Belakangan beredar di kalangan wartawan salinan dokumen Telegram Nomor ST/1192 dari Kepala Staf Angkatan Darat (KSAD) yang ditujukan kepada para Pangdam sejak Sabtu (10/5/2025). Personil yang diminta disiapkan dan dikerahkan adalah satu Satuan Setingkat Peleton (30 personil) untuk pengamanan Kejati dan satu regu (10 personil) untuk melaksanakan pengamanan Kejari.

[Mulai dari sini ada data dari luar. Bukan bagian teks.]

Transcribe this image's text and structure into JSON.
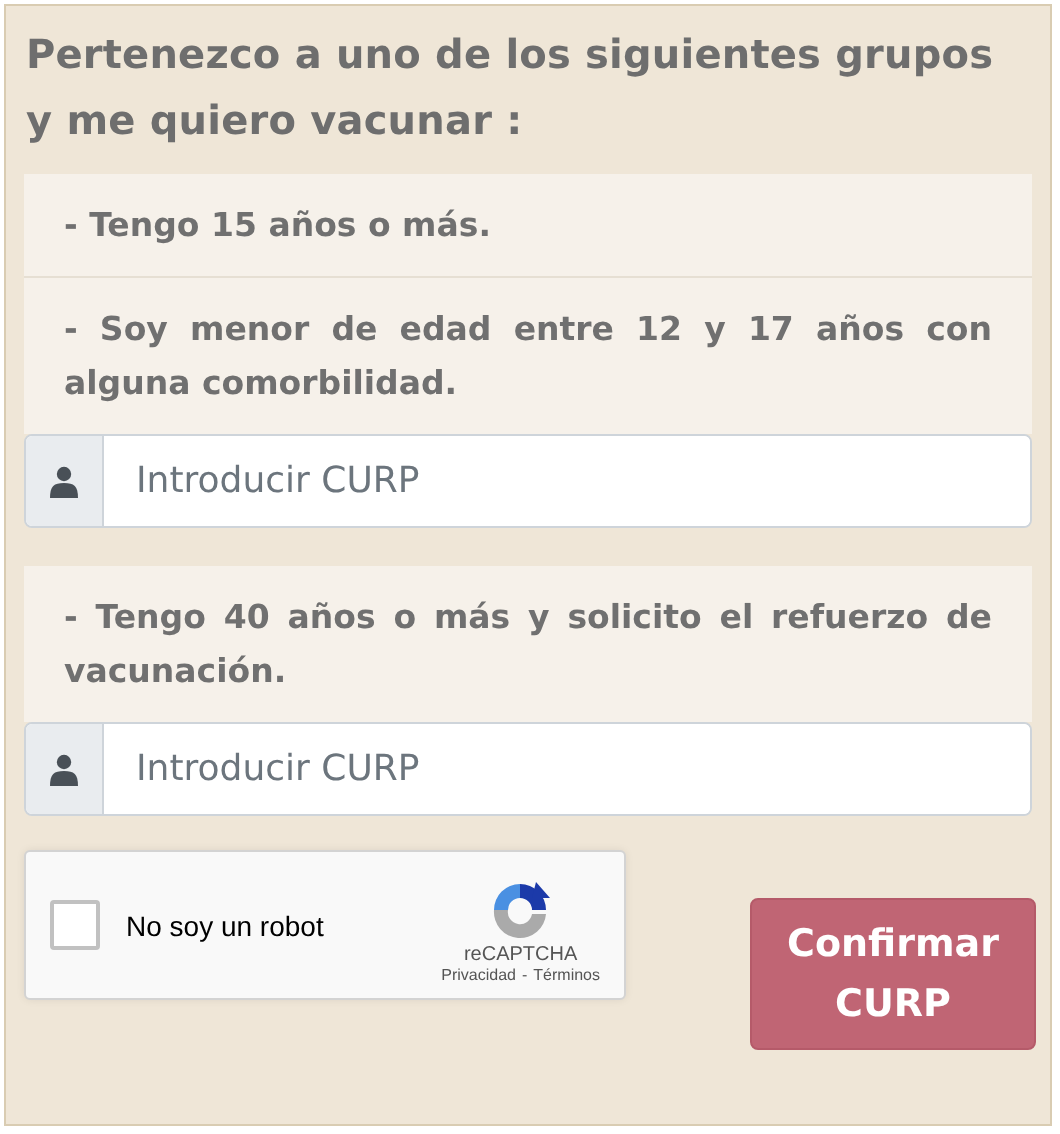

Dosen Fakultas Hukum Bidang Ilmu Legal Policy Universitas Trunojoyo Madura, Dr Nurus Zaman, SH, MH dalam pendapatnya mengungkapkan, TNI sebagaimana diketahui bersama merupakan alat negara yang berperan dalam menegakkan kedaulatan negara, mempertahankan keutuhan wilayah, melindungi bangsa dan negara dari ancaman.

Menurutnya, memberikan back up harus terlebih dahulu dipahami dalam artian seperti apa?. Apabila kembali kepada nilai dasar atau tugas TNI sebagai pertahanan dan keamanan, ia berkeyakinan bahwa maksud dari Panglima TNI itu adalah proses dari setiap proses law enforcement atau penegakan hukumnya.

“Meski saya belum membaca telegramnya, mungkin bukan memback up dalam artian kepentingan-kepentingan personal. Karena ini sudah bicara institusi, kurang lebih memberikan back up ketika Kejati atau Kejari dalam upaya pengungkapan kasus,” ungkap Dr Nuruz kepada Tribun Madura, Senin (12/5/2025).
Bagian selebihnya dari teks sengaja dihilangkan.